The role of the peculiar Ser30 substituting a glycine in the catalytic loop of the GETV macro domain could ultimately not be resolved by this study. The serine residue might contribute to the trapping of ADPr in different poses that were to date not observed in the other alphavirus macro domains having a glycine in position 30. Still, the tight interactions of this residue with the distal ribose observed in the different complex structures described herein plead for a function in substrate binding or eventually a direct role in catalysis in interplay with Cys34.

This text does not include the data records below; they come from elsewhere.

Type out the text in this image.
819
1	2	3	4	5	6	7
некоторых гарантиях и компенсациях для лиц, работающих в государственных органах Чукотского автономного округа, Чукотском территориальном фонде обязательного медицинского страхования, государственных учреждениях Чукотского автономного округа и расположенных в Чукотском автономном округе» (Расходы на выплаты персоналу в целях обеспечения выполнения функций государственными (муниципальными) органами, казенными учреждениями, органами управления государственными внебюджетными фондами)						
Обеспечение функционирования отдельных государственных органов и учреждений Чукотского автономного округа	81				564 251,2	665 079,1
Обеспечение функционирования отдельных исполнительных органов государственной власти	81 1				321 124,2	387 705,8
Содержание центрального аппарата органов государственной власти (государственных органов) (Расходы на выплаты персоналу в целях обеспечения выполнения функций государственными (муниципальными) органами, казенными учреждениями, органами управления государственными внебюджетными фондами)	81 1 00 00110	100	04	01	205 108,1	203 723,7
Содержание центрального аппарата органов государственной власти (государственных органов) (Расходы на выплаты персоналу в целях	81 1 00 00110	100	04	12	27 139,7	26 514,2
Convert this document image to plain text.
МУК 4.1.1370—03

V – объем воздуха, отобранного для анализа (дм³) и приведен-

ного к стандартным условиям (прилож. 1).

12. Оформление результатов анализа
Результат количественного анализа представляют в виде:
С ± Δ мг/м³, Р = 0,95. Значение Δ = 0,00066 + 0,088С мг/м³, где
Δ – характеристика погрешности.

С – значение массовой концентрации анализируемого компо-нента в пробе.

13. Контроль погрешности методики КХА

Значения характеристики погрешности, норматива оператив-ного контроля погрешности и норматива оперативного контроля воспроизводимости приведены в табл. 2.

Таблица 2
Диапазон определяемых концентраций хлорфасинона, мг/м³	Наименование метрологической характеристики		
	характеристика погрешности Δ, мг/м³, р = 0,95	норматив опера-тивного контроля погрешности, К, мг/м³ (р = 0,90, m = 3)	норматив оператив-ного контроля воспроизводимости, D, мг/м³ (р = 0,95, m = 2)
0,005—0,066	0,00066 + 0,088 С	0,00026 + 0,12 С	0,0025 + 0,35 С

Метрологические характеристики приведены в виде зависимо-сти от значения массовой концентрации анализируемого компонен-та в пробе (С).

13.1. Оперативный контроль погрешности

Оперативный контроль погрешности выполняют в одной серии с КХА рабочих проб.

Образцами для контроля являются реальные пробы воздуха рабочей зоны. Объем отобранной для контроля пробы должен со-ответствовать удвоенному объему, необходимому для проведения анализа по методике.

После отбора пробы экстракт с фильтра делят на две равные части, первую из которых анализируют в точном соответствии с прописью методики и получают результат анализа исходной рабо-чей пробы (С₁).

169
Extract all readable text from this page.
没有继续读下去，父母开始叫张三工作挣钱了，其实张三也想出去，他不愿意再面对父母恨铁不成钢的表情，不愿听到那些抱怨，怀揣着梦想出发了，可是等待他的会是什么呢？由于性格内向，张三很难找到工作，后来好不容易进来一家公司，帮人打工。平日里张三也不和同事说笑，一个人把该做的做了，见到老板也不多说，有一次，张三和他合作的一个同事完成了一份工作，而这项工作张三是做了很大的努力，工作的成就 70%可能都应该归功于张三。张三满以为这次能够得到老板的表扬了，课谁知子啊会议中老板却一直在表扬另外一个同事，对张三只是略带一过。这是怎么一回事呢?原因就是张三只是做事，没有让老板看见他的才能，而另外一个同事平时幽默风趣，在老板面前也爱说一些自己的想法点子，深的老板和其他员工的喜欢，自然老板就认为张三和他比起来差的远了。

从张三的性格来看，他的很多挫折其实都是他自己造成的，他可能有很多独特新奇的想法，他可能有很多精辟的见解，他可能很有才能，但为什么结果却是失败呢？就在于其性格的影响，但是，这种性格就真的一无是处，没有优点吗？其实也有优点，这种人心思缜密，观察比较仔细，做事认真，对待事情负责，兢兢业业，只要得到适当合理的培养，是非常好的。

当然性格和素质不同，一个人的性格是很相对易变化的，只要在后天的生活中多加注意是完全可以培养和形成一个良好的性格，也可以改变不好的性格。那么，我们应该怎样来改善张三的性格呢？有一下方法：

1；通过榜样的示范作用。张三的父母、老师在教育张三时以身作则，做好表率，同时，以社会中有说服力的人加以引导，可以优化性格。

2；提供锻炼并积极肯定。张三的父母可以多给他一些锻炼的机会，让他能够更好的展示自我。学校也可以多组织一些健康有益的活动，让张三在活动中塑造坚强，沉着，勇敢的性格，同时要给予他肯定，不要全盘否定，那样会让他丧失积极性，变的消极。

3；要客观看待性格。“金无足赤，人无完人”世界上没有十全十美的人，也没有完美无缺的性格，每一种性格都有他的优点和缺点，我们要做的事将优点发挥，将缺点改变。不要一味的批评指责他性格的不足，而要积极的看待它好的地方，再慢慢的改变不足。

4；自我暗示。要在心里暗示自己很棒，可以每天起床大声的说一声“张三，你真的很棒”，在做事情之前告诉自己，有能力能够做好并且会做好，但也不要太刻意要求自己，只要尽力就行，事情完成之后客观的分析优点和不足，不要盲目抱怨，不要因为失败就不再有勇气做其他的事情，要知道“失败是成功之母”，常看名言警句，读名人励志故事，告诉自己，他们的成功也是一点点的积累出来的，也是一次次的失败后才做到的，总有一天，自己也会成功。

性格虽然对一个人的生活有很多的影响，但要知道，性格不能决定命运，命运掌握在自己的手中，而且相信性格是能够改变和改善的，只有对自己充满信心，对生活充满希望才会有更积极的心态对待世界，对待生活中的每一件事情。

Altogether the five different conformations of ADP-ribose presented in this study could picture a conformational itinerary (Fig. 5) representing the second part of the de-ADP-ribosylation reaction, leading from the covalent reaction intermediate through different conformational arrangements of the open ring conformations to the final products, represented by pose 2, strained in an energetically unfavourable conformation in the presence of the leaving group, and finally collapsed into the energetically favoured 2′′-endo twist conformation (pose 1) as observed in most macro domain/ADP-ribose complexes documented so far. We cannot ascertain whether the covalent Cys34-ADP-ribose adduct portrays the true interaction intermediate, or whether it represents just an artefact standing for an abortive complex. In any case, the conservation in alphavirus macro domain sequences and the proximity of Cys34 to the catalytic centre argues for an important role of this residue in the catalytic mechanism. In this respect, mutational studies, which go beyond the purpose of this report, will be necessary to ascertain the true identity of the catalytic residue of the GETV macro domain.

Conclusion

In this study, we describe by means of crystallographic structures different poses adopted by a molecule of ADP-ribose in the binding site of GETV macro domain. In addition to the pose of ADP-ribose found in other structures of alphavirus macro domain, this work reveals original features such as the opening of the distal ribose, and its stabilization by Ser30, representing a peculiar GETV specific substitution in the catalytic loop. In addition, we were able to identify a covalent link between ADP-ribose and a cysteine, Cys34, located in the catalytic loop, as well as several poses of ADP-ribose susceptible to provide clues about the catalytic mechanism. Since Cys34 is conserved in alphaviruses, this finding would deserve to be further explored by enzymatic assays and reverse genetics.